Певучие звуки менуэта раздались по зале. Стол отодвинули к стене, табуреты и скамьи перенесли к стенам, очистили место для танцев. Обыкновенно она начинала — с Шубиным. Семеновский сержант танцевал тогда с преображенским капитаном. Было очень красиво — совсем статуэтки севрского фарфора.
В ушах ее мягко отбивался веселый, шаловливый такт: раз, два, три, раз, два, три… Гости чинно сидели у стен, никто не осмеливался начать до нее: она должна была открыть танцы. Она преодолела свои грусть и заботы, встала и, не думая ни о чем и никого не выбирая, подошла к молодому певчему в брусничного цвета кафтане и подала ему руку.
«Раз, два, три… раз, два, три», — играла музыка. Рослый певчий — он был выше ее — танцевал очень плохо. Она подсказывала ему, поправляла, чувствуя в своей руке его горячую дрожащую руку, смущалась от его восторженного взгляда. Сзади задвигались другие пары.

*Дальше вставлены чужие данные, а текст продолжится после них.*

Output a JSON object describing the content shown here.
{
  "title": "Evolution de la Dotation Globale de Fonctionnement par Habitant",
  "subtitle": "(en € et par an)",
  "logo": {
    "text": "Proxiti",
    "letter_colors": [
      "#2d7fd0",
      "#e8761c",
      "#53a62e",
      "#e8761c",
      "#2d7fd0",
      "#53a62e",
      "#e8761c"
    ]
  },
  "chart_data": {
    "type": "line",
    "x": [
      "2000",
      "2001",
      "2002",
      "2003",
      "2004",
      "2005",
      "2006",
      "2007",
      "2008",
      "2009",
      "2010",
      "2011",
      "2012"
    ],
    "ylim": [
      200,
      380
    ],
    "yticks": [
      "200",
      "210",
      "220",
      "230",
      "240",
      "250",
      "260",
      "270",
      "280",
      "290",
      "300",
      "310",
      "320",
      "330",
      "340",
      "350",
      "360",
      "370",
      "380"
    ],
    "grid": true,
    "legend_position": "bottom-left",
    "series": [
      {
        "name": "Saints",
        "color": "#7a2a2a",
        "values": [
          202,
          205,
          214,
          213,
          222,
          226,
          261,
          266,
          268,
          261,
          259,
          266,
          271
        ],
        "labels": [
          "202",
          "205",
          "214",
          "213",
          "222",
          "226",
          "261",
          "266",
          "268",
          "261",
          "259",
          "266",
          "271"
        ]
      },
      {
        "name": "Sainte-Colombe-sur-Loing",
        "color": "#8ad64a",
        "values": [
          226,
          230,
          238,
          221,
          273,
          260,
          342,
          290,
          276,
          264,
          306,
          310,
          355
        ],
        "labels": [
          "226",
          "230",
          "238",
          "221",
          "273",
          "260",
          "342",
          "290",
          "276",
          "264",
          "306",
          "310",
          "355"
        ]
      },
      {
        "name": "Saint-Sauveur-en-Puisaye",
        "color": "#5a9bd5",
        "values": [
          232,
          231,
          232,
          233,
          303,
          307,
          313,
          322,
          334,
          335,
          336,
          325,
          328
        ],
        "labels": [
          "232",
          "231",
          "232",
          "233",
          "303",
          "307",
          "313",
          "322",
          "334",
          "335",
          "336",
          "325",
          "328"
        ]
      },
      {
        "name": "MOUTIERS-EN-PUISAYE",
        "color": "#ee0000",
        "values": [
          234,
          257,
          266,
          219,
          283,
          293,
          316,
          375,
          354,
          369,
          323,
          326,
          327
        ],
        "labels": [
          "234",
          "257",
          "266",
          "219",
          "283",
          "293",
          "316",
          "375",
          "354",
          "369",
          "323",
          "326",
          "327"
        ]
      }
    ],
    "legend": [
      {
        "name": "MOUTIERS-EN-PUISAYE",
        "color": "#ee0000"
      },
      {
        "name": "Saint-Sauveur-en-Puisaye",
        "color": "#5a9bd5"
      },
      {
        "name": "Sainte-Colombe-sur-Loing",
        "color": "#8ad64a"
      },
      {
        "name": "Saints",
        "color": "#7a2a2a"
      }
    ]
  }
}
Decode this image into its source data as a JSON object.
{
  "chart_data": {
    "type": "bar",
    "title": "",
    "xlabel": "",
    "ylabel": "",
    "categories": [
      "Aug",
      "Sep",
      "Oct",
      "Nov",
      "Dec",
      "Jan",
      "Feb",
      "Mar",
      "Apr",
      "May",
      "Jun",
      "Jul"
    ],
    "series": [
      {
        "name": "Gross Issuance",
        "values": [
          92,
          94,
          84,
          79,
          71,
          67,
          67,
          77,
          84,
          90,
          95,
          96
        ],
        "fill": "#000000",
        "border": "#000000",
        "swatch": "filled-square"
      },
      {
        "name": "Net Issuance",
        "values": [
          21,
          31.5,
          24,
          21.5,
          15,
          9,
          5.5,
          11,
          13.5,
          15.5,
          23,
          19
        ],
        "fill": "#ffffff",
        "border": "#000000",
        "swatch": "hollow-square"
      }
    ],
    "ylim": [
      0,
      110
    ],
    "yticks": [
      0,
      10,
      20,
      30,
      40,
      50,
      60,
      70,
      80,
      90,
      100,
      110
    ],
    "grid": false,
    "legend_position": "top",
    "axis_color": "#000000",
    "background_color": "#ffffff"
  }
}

Цесаревна кончила тур и сама подвела певчего к Ранцевой.
— Рита, поучи молодца.
Алеша был совершенно уничтожен, он бы охотно исчез сейчас, провалился сквозь землю. В опытных руках Риты дело пошло у него лучше.
После танцев играли в «рукобитье». Связали длинную ленту, стали кругом, держась за нее; стать в середину по жребию досталось семеновскому капралу. Он старался ударить по рукам держащих ленту, но руки отдергивались перед ним, он промахивался и получал длинные «носы» и звонкий смех расшалившихся фрейлин. Наконец ему удалось хватить — и пребольно — Алешу.

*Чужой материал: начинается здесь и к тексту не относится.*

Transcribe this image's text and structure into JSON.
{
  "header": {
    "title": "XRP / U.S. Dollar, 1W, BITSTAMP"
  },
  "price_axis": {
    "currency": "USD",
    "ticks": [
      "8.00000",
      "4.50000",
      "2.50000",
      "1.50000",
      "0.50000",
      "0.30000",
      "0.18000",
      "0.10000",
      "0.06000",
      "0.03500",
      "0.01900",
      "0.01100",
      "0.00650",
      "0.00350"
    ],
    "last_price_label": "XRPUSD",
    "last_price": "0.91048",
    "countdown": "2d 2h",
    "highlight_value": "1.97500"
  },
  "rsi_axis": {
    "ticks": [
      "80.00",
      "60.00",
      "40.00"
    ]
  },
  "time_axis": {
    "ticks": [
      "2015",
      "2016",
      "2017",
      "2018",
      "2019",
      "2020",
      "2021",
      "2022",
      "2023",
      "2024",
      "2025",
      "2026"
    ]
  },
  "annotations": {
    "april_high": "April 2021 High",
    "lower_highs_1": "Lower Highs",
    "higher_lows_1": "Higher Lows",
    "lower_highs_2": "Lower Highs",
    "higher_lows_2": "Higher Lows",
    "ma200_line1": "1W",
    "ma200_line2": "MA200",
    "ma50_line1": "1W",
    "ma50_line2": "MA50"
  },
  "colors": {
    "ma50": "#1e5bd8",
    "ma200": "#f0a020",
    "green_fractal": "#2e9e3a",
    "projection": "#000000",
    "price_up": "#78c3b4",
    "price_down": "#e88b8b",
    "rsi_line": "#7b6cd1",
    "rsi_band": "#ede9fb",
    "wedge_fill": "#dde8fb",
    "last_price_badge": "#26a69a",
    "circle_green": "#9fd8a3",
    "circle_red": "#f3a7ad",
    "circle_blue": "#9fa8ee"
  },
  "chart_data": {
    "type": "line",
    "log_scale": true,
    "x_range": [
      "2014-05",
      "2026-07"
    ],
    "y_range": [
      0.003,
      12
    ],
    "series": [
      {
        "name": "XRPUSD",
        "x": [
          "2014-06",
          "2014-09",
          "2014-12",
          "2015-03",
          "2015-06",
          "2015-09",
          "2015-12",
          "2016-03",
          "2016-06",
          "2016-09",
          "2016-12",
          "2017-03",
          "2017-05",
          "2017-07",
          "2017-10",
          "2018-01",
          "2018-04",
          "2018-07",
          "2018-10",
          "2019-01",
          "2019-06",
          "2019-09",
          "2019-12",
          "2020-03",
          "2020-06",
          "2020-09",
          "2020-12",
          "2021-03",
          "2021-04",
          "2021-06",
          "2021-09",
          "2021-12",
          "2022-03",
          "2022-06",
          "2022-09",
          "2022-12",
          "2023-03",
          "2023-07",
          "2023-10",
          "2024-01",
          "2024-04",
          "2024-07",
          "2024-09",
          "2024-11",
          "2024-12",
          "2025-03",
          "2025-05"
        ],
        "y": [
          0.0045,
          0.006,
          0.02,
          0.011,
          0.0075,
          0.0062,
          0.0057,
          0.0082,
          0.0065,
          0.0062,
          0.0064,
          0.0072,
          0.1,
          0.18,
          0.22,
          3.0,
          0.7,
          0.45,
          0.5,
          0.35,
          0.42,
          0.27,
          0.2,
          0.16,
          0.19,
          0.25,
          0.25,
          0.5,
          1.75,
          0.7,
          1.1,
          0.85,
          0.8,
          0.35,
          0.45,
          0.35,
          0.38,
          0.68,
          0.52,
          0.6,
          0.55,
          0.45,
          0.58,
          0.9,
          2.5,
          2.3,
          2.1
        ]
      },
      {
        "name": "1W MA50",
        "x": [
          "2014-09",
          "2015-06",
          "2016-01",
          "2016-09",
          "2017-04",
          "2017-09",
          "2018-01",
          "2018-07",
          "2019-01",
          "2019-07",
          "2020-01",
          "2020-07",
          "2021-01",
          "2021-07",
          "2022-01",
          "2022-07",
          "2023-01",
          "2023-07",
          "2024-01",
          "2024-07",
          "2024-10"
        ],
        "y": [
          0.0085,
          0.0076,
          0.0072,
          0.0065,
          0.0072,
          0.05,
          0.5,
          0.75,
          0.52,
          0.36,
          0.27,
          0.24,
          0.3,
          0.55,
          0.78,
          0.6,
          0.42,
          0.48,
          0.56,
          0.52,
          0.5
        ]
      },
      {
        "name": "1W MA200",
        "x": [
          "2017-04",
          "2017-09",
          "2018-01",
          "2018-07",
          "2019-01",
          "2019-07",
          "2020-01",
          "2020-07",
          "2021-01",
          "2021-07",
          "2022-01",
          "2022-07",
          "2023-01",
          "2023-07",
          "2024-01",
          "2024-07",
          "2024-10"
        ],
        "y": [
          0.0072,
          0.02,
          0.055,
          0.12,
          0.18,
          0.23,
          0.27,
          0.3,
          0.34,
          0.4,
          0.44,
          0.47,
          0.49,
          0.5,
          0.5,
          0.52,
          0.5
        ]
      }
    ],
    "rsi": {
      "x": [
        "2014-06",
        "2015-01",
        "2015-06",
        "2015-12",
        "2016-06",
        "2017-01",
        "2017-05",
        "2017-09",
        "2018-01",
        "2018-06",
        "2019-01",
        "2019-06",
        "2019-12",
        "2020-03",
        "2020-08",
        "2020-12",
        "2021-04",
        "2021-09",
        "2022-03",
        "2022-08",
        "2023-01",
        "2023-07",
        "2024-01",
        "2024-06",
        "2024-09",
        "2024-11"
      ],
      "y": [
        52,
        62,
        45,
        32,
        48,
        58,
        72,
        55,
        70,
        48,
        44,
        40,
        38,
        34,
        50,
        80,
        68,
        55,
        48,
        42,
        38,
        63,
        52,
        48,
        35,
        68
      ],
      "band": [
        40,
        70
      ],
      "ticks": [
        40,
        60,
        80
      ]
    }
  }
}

— Фант! Фант!.. — закричали играющие. — Ваше высочество, назначьте ему фант!
Цесаревна, не принимавшая участия в игре и снова поддавшаяся тяжелому раздумью, рассеянно посмотрела на певчего, на бандуру, лежавшую в углу на столе, и сказала:
— Спой нам песню, какую хочешь. — Она сказала это так, чтобы что-нибудь сказать, но как только сказала, сейчас же задумала, если споет этот красавец певчий веселую песню — значит, с Шубиным ничегошеньки, ничего не случилось, если печальную — пиши пропало. Она сознавала, что это глупо, но поддалась этому и с некоторым волнением ожидала, когда Алеша начнет петь.

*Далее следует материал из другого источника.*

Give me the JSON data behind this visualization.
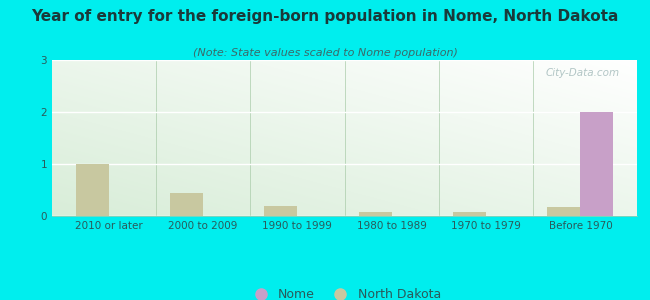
{
  "title": "Year of entry for the foreign-born population in Nome, North Dakota",
  "subtitle": "(Note: State values scaled to Nome population)",
  "categories": [
    "2010 or later",
    "2000 to 2009",
    "1990 to 1999",
    "1980 to 1989",
    "1970 to 1979",
    "Before 1970"
  ],
  "nome_values": [
    0,
    0,
    0,
    0,
    0,
    2
  ],
  "nd_values": [
    1.0,
    0.45,
    0.2,
    0.07,
    0.07,
    0.17
  ],
  "nome_color": "#c8a0c8",
  "nd_color": "#c8c8a0",
  "background_color": "#00eeee",
  "grad_color_topleft": "#d8edd8",
  "grad_color_bottomright": "#f5fff5",
  "ylim": [
    0,
    3
  ],
  "yticks": [
    0,
    1,
    2,
    3
  ],
  "bar_width": 0.35,
  "title_fontsize": 11,
  "subtitle_fontsize": 8,
  "tick_fontsize": 7.5,
  "legend_fontsize": 9,
  "title_color": "#1a3a3a",
  "subtitle_color": "#3a6a6a",
  "tick_color": "#2a5a5a",
  "grid_color": "#ffffff"
}
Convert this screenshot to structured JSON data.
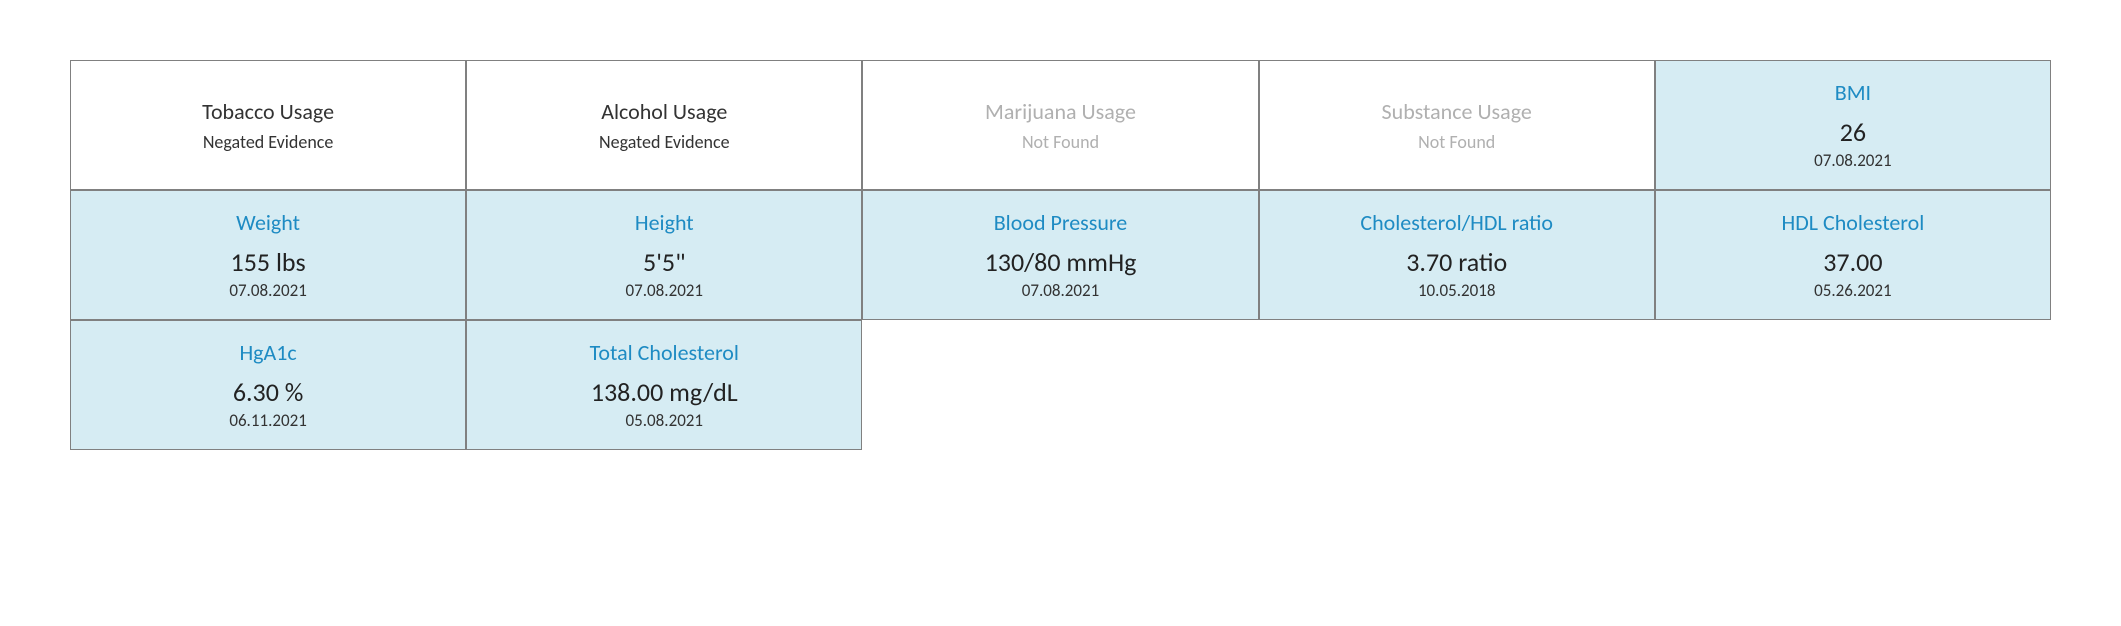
{
  "grid": {
    "columns": 5,
    "background_color": "#ffffff",
    "highlight_color": "#d6ecf3",
    "border_color": "#808080",
    "link_color": "#1e8bc3",
    "faded_color": "#b0b0b0",
    "text_color": "#333333"
  },
  "cells": [
    {
      "title": "Tobacco Usage",
      "sub": "Negated Evidence",
      "value": null,
      "date": null,
      "style": "plain"
    },
    {
      "title": "Alcohol Usage",
      "sub": "Negated Evidence",
      "value": null,
      "date": null,
      "style": "plain"
    },
    {
      "title": "Marijuana Usage",
      "sub": "Not Found",
      "value": null,
      "date": null,
      "style": "faded"
    },
    {
      "title": "Substance Usage",
      "sub": "Not Found",
      "value": null,
      "date": null,
      "style": "faded"
    },
    {
      "title": "BMI",
      "value": "26",
      "date": "07.08.2021",
      "style": "blue-link"
    },
    {
      "title": "Weight",
      "value": "155 lbs",
      "date": "07.08.2021",
      "style": "blue-link"
    },
    {
      "title": "Height",
      "value": "5'5\"",
      "date": "07.08.2021",
      "style": "blue-link"
    },
    {
      "title": "Blood Pressure",
      "value": "130/80 mmHg",
      "date": "07.08.2021",
      "style": "blue-link"
    },
    {
      "title": "Cholesterol/HDL ratio",
      "value": "3.70 ratio",
      "date": "10.05.2018",
      "style": "blue-link"
    },
    {
      "title": "HDL Cholesterol",
      "value": "37.00",
      "date": "05.26.2021",
      "style": "blue-link"
    },
    {
      "title": "HgA1c",
      "value": "6.30 %",
      "date": "06.11.2021",
      "style": "blue-link"
    },
    {
      "title": "Total Cholesterol",
      "value": "138.00 mg/dL",
      "date": "05.08.2021",
      "style": "blue-link"
    }
  ]
}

Подталкиваемый другими певчими великой княжны, Алеша взял бандуру и стал настраивать ее. Итальянцы заинтересовались невиданным инструментом и подошли к нему. Цесаревна села в кресло и протянула ноги в ботфортах, сзади нее стали Нарышкина, Рита и Грюнштейн, остальные сели по скамьям и табуретам. Перебор струн был печален, аккорд раздался надрывным стоном. Задумчиво стало лицо Розума. Густые черные брови нахмурились, мрачный огонь загорелся в темных прекрасных глазах. Он наложил ладонь на струны и, притушив их стон, сказал, вставая:
— Треба знати, ваше высочество, що буду спивать?
— Пой, что на душу ляжет.
— А ну, заспиваем проби ради. Грустная и нежная раздалась песня:
— Добри вечир тоби, зелена дубраво…
Переночуй хочь ниченьку мене, молодого.
— Не переночую, бо славоньку чую
А про твою, козаченьку, головку буйную…
Звенящие аккорды струн прервали на миг песню. Розум продолжал с большим чувством:
— Добри вечир тоби тии, темный байраче…
Переночуй хочь ниченьку ти волю козачу.
— Не переночую, бо жаль мени буде,
Щось у лузи сизии голубь жалибненько гуде.
— Вже ж про тебе, козачоньку, й вороги питают,
Що да я й ночи в темном лузи все тебе шукают,
— Гей, — як крикне козаченько, — до гаю, до гаю!
Наизждайте, ворининьки, сам вас накликаю!..
Печальная была песня. Не рассеяла она черных предчувствий цесаревны.